A Musical Trio
We continue our virtual tour of the Cathedral's Spirit and Endeavour exhibition with 3 musical items.
Choral music plays an important part in the life and worship of the Cathedral. And 3 of the pieces in our exhibition relate to music in some way.
Houshiary’s 'String Quintet' refers to a way of making music which is instrumental rather than choral, nevertheless, its upward and interweaving steel ribbons have something of the quality of all music.
A different grouping of stringed instruments played an important part in the life of the poet, George Herbert who from 1630-33 walked from Bemerton to the Close twice a week to hear Evensong and to join in a consort of stringed instruments known as viols, and possibly to sing some of his poems to the accompaniment of a lute. His poem, ‘Church-music,’ ends with words addressed to the music he heard here:
‘But if I travel in your company
You know the way to heaven’s door.’
Written in the following century, Handel’s 'Messiah' is often performed here. Handel wrote of the piece that he would be sorry if it only entertained people; ‘I wished to make them better.’ Can music make us better people, can it lead us to ‘Heaven’s door?’ Perhaps it makes us better because we cannot say what music means – it can put us in touch with the ineffable. The meaning is in the music heard so deeply that, as TS Eliot put it, ‘You are the music, while the music lasts.’ Music gives us a different and special experience of time; music can startle, inspire, re-arrange and restore us. (see Auden’s Anthem for Saint Cecilia’s Day)
As we consider Blumenfeld’s 'Angels Harmony', we should remember that angels have two principal functions: they are the messengers of God and they lead the worship of heaven – ‘Sing choirs of angels.’ Scripture speaks of ‘Encountering angels unawares’,(Hebrews 13:2) as though the messengers of God don’t have to have wings but can appear to us in the form of any human being who in some way gives us something important to do or to think about, something which may change our lives.
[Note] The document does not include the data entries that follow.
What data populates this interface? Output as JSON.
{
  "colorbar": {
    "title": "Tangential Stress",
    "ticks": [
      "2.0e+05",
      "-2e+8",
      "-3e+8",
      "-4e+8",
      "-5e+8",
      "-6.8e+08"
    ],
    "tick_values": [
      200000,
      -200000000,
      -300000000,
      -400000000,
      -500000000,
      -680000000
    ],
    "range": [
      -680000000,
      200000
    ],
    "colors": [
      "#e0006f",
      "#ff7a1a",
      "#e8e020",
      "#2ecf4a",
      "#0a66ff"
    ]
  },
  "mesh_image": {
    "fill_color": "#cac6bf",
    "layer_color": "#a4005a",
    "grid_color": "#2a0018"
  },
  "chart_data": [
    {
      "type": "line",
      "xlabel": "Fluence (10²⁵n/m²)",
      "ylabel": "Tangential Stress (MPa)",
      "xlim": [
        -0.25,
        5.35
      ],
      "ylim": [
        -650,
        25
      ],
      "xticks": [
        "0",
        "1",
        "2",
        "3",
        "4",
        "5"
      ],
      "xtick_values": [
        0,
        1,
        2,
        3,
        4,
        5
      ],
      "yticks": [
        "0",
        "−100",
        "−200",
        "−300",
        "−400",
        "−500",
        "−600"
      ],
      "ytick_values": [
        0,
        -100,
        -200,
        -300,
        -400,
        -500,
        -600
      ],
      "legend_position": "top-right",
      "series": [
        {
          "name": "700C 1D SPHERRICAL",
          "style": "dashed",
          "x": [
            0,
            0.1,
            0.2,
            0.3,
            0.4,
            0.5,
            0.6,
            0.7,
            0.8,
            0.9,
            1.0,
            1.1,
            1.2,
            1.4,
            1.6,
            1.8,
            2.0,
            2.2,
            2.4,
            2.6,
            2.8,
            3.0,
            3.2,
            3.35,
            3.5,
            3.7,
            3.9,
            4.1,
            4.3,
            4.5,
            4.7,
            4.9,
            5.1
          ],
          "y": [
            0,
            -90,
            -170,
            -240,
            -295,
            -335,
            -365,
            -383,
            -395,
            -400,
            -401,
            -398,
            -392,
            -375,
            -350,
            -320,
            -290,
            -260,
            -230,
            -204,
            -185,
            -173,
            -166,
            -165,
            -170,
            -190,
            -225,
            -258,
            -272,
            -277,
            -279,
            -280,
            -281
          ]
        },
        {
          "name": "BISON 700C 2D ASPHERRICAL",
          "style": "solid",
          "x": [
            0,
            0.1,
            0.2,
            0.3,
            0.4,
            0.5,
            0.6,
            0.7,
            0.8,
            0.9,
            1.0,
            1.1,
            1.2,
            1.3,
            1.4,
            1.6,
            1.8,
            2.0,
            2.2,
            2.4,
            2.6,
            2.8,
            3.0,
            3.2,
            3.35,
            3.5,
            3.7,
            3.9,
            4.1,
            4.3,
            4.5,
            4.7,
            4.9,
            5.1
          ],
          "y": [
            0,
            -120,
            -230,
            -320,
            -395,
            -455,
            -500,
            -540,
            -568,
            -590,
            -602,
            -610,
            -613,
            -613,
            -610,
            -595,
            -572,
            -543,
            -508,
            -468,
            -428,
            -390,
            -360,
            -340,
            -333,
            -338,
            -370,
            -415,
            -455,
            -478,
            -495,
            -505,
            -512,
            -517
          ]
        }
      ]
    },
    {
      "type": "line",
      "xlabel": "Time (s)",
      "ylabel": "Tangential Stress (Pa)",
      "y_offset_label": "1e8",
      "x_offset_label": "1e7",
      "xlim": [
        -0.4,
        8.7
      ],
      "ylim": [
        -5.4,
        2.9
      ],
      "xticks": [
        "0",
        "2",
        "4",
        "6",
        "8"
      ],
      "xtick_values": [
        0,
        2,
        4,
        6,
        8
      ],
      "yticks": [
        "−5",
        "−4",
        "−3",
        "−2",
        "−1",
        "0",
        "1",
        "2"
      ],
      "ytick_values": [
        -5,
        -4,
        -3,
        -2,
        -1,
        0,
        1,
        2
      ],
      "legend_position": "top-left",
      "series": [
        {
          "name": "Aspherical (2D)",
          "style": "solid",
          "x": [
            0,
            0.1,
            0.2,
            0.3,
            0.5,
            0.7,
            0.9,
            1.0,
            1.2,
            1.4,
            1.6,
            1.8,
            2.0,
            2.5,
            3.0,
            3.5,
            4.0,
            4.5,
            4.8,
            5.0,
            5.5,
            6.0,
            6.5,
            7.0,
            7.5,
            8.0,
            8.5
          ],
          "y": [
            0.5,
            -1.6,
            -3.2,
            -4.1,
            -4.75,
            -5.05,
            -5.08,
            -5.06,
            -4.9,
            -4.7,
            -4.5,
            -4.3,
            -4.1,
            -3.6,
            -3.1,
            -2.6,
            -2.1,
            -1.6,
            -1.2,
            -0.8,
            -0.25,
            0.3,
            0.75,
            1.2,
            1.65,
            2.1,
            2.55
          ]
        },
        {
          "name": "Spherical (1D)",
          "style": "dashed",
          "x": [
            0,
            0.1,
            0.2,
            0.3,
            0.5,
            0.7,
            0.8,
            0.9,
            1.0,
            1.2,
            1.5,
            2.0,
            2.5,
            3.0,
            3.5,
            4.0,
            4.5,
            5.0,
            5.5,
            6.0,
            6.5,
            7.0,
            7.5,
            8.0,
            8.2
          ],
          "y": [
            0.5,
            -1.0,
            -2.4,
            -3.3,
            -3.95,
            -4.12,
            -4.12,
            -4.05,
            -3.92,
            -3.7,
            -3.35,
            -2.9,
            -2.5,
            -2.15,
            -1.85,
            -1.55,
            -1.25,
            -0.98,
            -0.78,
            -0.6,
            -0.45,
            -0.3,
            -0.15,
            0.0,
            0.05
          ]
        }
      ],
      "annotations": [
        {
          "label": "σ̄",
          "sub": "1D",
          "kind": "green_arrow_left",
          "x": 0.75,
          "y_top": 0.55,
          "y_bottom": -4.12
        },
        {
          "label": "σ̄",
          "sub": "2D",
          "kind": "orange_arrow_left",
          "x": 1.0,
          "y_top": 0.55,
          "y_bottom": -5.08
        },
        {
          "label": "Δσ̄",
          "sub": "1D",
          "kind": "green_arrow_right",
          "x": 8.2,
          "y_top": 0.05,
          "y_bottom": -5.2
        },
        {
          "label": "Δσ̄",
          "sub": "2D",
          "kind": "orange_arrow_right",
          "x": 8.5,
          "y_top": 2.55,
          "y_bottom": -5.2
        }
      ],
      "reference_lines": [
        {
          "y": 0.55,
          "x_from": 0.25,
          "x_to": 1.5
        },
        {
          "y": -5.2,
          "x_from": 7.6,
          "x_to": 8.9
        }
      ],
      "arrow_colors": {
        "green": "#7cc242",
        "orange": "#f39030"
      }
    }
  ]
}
'Angels Harmony' also takes us back to the experience of music, and more especially choral music in which harmony is created by the perfect blending of the individual voice with those around it. We do not sing as soloists but as part of a harmonious whole, where each voice plays its part in making the harmony of the whole – which is perhaps why a choir is such a suitable image of the experience of heaven!
Mark Wallinger is an artist interested in suggesting that even quotidian and banal experiences can sometimes be seen in a different light, raising our thoughts in a transcendent direction. His 'Threshold to the Kingdom' uses an image of the Arrivals’ Hall at City airport. Wallinger has spoken of his fear of flying as being more a fear of airports, and the guilt feeling induced by the scrutiny of customs. Here we can have an intense feeling of being observed by those who have the power to admit or ban our entry. And that perhaps is why Wallinger has chosen Allegri’s Miserere to accompany his film. The words of the Miserere are from Psalm 51:
‘Have mercy upon me, O God, after Thy great goodness
According to the multitude of Thy mercies do away mine offences.
Wash me thoroughly from my wickedness: and cleanse me from my sin.
For I acknowledge my faults: and my sin is ever before me...’
The music is intensely beautiful (we might be reminded of the upward movement of Houshiary’s work) and we might simply ‘enjoy’ the sound and ignore the words. And yet in a cathedral we begin each service with a form of confession followed by the reassurance of God’s forgiveness. We begin with what FR Scott called, ‘Bitter searching of the heart.’ A cathedral is also a threshold of the kingdom, a place where we are challenged by the justice of God, our failure and his mercy. While watching this video we might also remember Paul’s words from 1 Corinthians 13, ‘For now we see in a mirror, dimly, but then we will see face to face. Now I know only in part; then I will know fully, even as I have been fully known.’ That is one way of describing what we shall experience beyond the gates.